Innolith, the lithium-ion battery maker that arose from the ashes of Alevo last year, is back in the U.S. after making two senior appointments.
Stephen Wiley, formerly senior director for origination at Younicos, the battery project developer that was snapped up by Aggreko in 2017, is leading Innolith’s efforts to make a dent on the U.S. energy storage market.
Meanwhile Carrie Lin, who used to be a grid solution executive for GE in Beijing, has been named Innolith’s general manager for China.
Wiley and Lin are understood to be scouting the U.S. and Chinese markets not only for grid-scale energy storage opportunities but also for potential customers for a non-flammable EV battery that Innolith says will pack 1,000 watt-hours per kilo.
The battery would be able to power an EV for more than 1,000 kilometers (620 miles) on a single charge, Innolith said last month.
Commercialization is expected to take between three and five years, Innolith said, with an initial pilot production line due to be installed at Innolith’s German facilities.
In the meantime, Switzerland-based Innolith will focus on finding takers for its grid-scale battery, first developed by Alevo.
Innolith claims the technology can go through more than 50,000 charge and discharge cycles, making it a good match for high-cycle-rate applications such as frequency response services. Alevo only ever managed to press one of its GridBank battery systems into production.
The 2-megawatt system, nicknamed Snook and built into a shipping container, achieved a 98.52 percent score from PJM Interconnection’s performance compliance department when it entered operation on the regional transmission organization’s network in 2017.
The high score means Snook is among the first storage assets to be called upon for frequency response, allowing it to earn more money than worse-performing batteries.
Meanwhile, the high cycling capacity in theory means the battery could remain in service for longer than traditional lithium-ion competitors, giving it a better return on investment.

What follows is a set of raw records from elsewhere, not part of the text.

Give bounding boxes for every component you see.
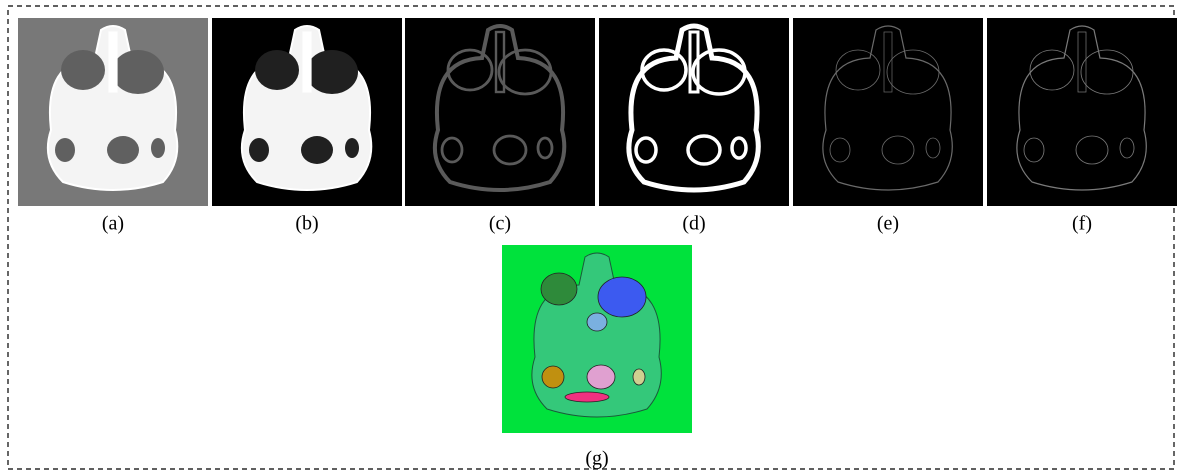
panel-label: (f) xyxy=(1072,213,1092,235)
panel-label: (e) xyxy=(877,213,899,235)
head-outline xyxy=(822,25,953,191)
structure xyxy=(306,50,358,94)
structure xyxy=(55,138,75,162)
panel-image xyxy=(599,18,789,206)
structure xyxy=(107,136,139,164)
structure xyxy=(1029,49,1075,91)
midline xyxy=(494,30,506,94)
panel: (f) xyxy=(987,18,1177,235)
dashed-frame xyxy=(7,5,1175,470)
region xyxy=(586,312,608,332)
head-outline xyxy=(1016,25,1147,191)
panel: (d) xyxy=(599,18,789,235)
midline xyxy=(688,30,700,94)
panel: (c) xyxy=(405,18,595,235)
panel-image xyxy=(987,18,1177,206)
head-outline xyxy=(626,23,761,193)
panel-label: (d) xyxy=(682,213,705,235)
panel-label: (b) xyxy=(295,213,318,235)
midline xyxy=(302,31,312,93)
structure xyxy=(925,137,941,159)
structure xyxy=(440,136,464,164)
structure xyxy=(730,136,748,160)
panel: (b) xyxy=(212,18,402,235)
panel-label: (g) xyxy=(585,448,608,470)
panel-label: (a) xyxy=(102,213,124,235)
panel-image xyxy=(793,18,983,206)
midline xyxy=(108,31,118,93)
panels: (a) (b) (c) (d) (e) (f) (g) xyxy=(18,18,1177,470)
structure xyxy=(446,48,494,92)
structure xyxy=(881,135,915,165)
structure xyxy=(249,138,269,162)
structure xyxy=(1075,135,1109,165)
structure xyxy=(301,136,333,164)
structure xyxy=(151,138,165,158)
structure xyxy=(492,134,528,166)
structure xyxy=(112,50,164,94)
head-outline xyxy=(433,24,567,192)
panel-label: (c) xyxy=(489,213,511,235)
structure xyxy=(634,136,658,164)
region xyxy=(541,365,565,389)
structure xyxy=(536,136,554,160)
structure xyxy=(345,138,359,158)
region xyxy=(632,368,646,386)
structure xyxy=(829,137,851,163)
structure xyxy=(61,50,105,90)
midline xyxy=(883,31,893,93)
structure xyxy=(640,48,688,92)
midline xyxy=(1077,31,1087,93)
panel: (e) xyxy=(793,18,983,235)
structure xyxy=(686,134,722,166)
structure xyxy=(886,49,940,95)
panel: (g) xyxy=(502,245,692,470)
region xyxy=(540,272,578,306)
structure xyxy=(1023,137,1045,163)
structure xyxy=(255,50,299,90)
region xyxy=(597,276,647,318)
structure xyxy=(497,48,553,96)
panel-image xyxy=(405,18,595,206)
region xyxy=(586,364,616,390)
structure xyxy=(835,49,881,91)
panel: (a) xyxy=(18,18,208,235)
structure xyxy=(1080,49,1134,95)
structure xyxy=(691,48,747,96)
region xyxy=(564,391,610,403)
structure xyxy=(1119,137,1135,159)
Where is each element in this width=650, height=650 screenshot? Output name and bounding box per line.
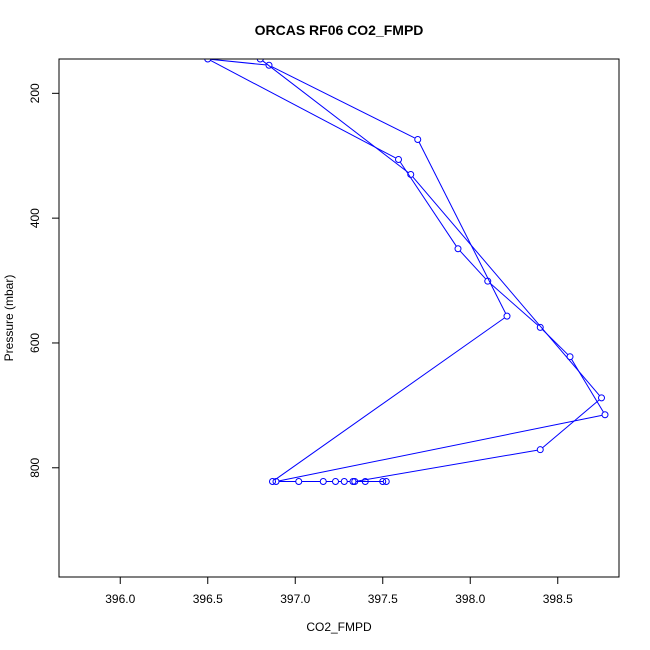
y-tick-label: 200: [28, 83, 42, 103]
data-point: [598, 394, 605, 402]
data-point: [272, 478, 280, 486]
x-tick-label: 396.0: [105, 592, 135, 606]
x-axis-label: CO2_FMPD: [306, 620, 372, 634]
y-tick-label: 400: [28, 208, 42, 228]
series-line-segment: [279, 414, 602, 482]
data-point: [566, 353, 574, 361]
data-point: [601, 411, 609, 419]
series-line-segment: [571, 359, 604, 413]
data-point: [351, 478, 359, 486]
x-tick-label: 397.5: [368, 592, 398, 606]
series-line-segment: [210, 60, 396, 159]
data-point: [382, 478, 390, 486]
data-point: [503, 312, 511, 320]
x-tick-label: 398.0: [455, 592, 485, 606]
data-point: [204, 59, 212, 63]
y-tick-label: 600: [28, 333, 42, 353]
x-tick-label: 397.0: [280, 592, 310, 606]
plot-area: [204, 59, 609, 486]
data-point: [265, 61, 273, 69]
data-point: [319, 478, 327, 486]
data-point: [536, 323, 544, 331]
series-line-segment: [210, 59, 266, 66]
chart-title: ORCAS RF06 CO2_FMPD: [255, 22, 424, 38]
data-point: [256, 59, 264, 63]
data-point: [414, 136, 422, 144]
data-point: [454, 245, 462, 253]
series-line-segment: [459, 250, 486, 280]
data-point: [269, 478, 276, 486]
series-line-segment: [542, 399, 600, 448]
data-point: [407, 170, 415, 178]
data-point: [340, 478, 348, 486]
plot-frame: [58, 58, 620, 578]
series-line-segment: [357, 449, 538, 482]
x-tick-label: 396.5: [193, 592, 223, 606]
series-line-segment: [262, 60, 409, 173]
y-axis-label: Pressure (mbar): [2, 275, 16, 362]
series-line-segment: [274, 317, 505, 481]
x-axis: 396.0 396.5 397.0 397.5 398.0 398.5: [105, 577, 573, 606]
data-point: [536, 446, 544, 454]
y-axis: 200 400 600 800: [28, 83, 59, 478]
y-tick-label: 800: [28, 457, 42, 477]
series-line-segment: [489, 282, 539, 326]
data-point: [379, 478, 387, 486]
series-line-segment: [271, 66, 416, 139]
x-tick-label: 398.5: [543, 592, 573, 606]
series-line-segment: [399, 161, 457, 247]
data-point: [484, 277, 492, 285]
data-point: [295, 478, 303, 486]
data-point: [395, 155, 402, 163]
data-point: [332, 478, 339, 486]
data-point: [361, 478, 369, 486]
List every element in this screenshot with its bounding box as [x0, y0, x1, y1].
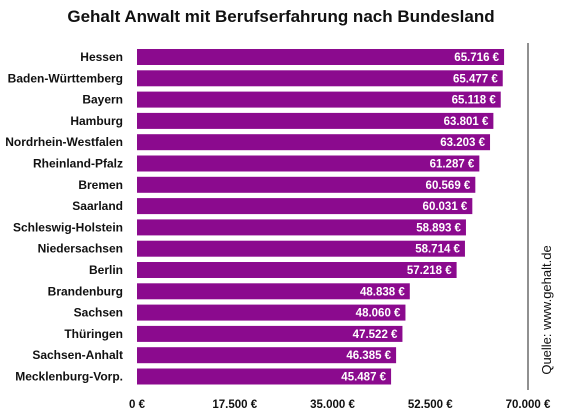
category-label-hessen: Hessen — [80, 50, 123, 64]
value-label-saarland: 60.031 € — [423, 201, 468, 213]
value-label-bremen: 60.569 € — [426, 180, 471, 192]
category-label-thueringen: Thüringen — [64, 327, 123, 341]
bar-saarland — [137, 198, 473, 215]
bar-schleswig-holstein — [137, 219, 466, 236]
value-label-nordrhein-westfalen: 63.203 € — [440, 137, 485, 149]
bar-bayern — [137, 91, 501, 108]
bar-nordrhein-westfalen — [137, 134, 491, 151]
value-label-sachsen-anhalt: 46.385 € — [346, 350, 391, 362]
value-label-schleswig-holstein: 58.893 € — [416, 222, 461, 234]
category-label-bremen: Bremen — [78, 178, 123, 192]
category-label-mecklenburg-vorp: Mecklenburg-Vorp. — [15, 370, 123, 384]
bar-hessen — [137, 49, 505, 65]
value-label-sachsen: 48.060 € — [356, 308, 401, 320]
category-label-hamburg: Hamburg — [70, 114, 123, 128]
bar-rheinland-pfalz — [137, 155, 480, 172]
category-label-sachsen-anhalt: Sachsen-Anhalt — [32, 348, 123, 362]
x-tick-label-1: 17.500 € — [212, 399, 257, 411]
x-axis-ticks: 0 € 17.500 € 35.000 € 52.500 € 70.000 € — [129, 399, 551, 411]
category-label-brandenburg: Brandenburg — [48, 284, 123, 298]
bars-layer: Hessen 65.716 € Baden-Württemberg 65.477 € B… — [5, 49, 505, 385]
value-label-hessen: 65.716 € — [454, 52, 499, 64]
bar-niedersachsen — [137, 240, 465, 257]
category-label-niedersachsen: Niedersachsen — [38, 242, 123, 256]
category-label-baden-wuerttemberg: Baden-Württemberg — [8, 71, 123, 85]
category-label-bayern: Bayern — [82, 93, 123, 107]
value-label-brandenburg: 48.838 € — [360, 286, 405, 298]
category-label-nordrhein-westfalen: Nordrhein-Westfalen — [5, 135, 123, 149]
x-tick-label-4: 70.000 € — [506, 399, 551, 411]
x-tick-label-3: 52.500 € — [408, 399, 453, 411]
source-label: Quelle: www.gehalt.de — [539, 245, 554, 374]
value-label-berlin: 57.218 € — [407, 265, 452, 277]
x-tick-label-2: 35.000 € — [310, 399, 355, 411]
value-label-bayern: 65.118 € — [452, 95, 497, 107]
value-label-baden-wuerttemberg: 65.477 € — [453, 73, 498, 85]
value-label-mecklenburg-vorp: 45.487 € — [341, 372, 386, 384]
chart-title: Gehalt Anwalt mit Berufserfahrung nach B… — [67, 7, 494, 26]
category-label-sachsen: Sachsen — [74, 306, 123, 320]
value-label-hamburg: 63.801 € — [444, 116, 489, 128]
category-label-berlin: Berlin — [89, 263, 123, 277]
bar-berlin — [137, 262, 457, 278]
category-label-rheinland-pfalz: Rheinland-Pfalz — [33, 157, 123, 171]
bar-bremen — [137, 176, 476, 193]
category-label-schleswig-holstein: Schleswig-Holstein — [13, 220, 123, 234]
x-tick-label-0: 0 € — [129, 399, 146, 411]
bar-hamburg — [137, 112, 494, 129]
value-label-niedersachsen: 58.714 € — [415, 244, 460, 256]
value-label-thueringen: 47.522 € — [353, 329, 398, 341]
value-label-rheinland-pfalz: 61.287 € — [430, 159, 475, 171]
bar-brandenburg — [137, 283, 410, 300]
bar-mecklenburg-vorp — [137, 368, 392, 385]
bar-sachsen-anhalt — [137, 347, 397, 364]
bar-baden-wuerttemberg — [137, 70, 503, 87]
category-label-saarland: Saarland — [72, 199, 123, 213]
bar-sachsen — [137, 304, 406, 321]
bar-thueringen — [137, 325, 403, 342]
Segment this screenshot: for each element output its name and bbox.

Wiley told GTM that Innolith’s upcoming battery will be in production by the end of 2020, and will be more advanced than Snook since it will have a slightly higher energy density.
Nevertheless, it will still be aimed at high-power, short-duration tasks, with a discharge time of up to 30 minutes. Alongside frequency response, Wiley said Innolith would be targeting industrial applications in sectors such as oil and gas or mining.
Unlike Alevo, which crashed after over-investing in a U.S. production line, Innolith will not look to build the batteries itself but instead will license the technology to third parties.
Wiley said he had been “pleasantly surprised” by the number of battery system integrators willing to talk to him. “Obviously the fact that this facility [Snook] has been operating successfully in PJM for a period of time makes my job a bit easier,” he said.
Despite this, the years since Snook went live have seen the U.S. battery sector increasingly relying on traditional lithium-ion batteries from major Asian vendors.
James Frith, an energy storage associate at Bloomberg New Energy Finance, said it would be “difficult to say” how Innolith might fare in the competitive U.S. battery market. “They don’t have any major licensing deals,” he observed.
However, “if some of the larger manufacturers get behind them, they have a technology that could become popular,” Frith said.
One potential draw for Innolith is that its batteries are nonflammable. Last month, traditional lithium-ion’s safety record took a hit when an explosion at a battery plant in Arizona injured four people.
Innolith’s lithium-ion batteries are safer because they do not use organic electrolytes, Frith said. The safety aspect could also be important for the EV batteries that Innolith is developing.
Hugh Sharman, principal at the international energy consulting firm Incoteco, said: “The EV business badly needs a lithium-ion battery that is safer and much more energy-dense, therefore much lighter, than the alternatives on the market today.”
However, said Frith, Innolith’s chemistry has one potential catch. “The system is more corrosive than traditional electrolytes and needs to remain completely isolated from moisture,” he said.
“This makes the electrolyte filling a critical step and requires specially designed equipment.”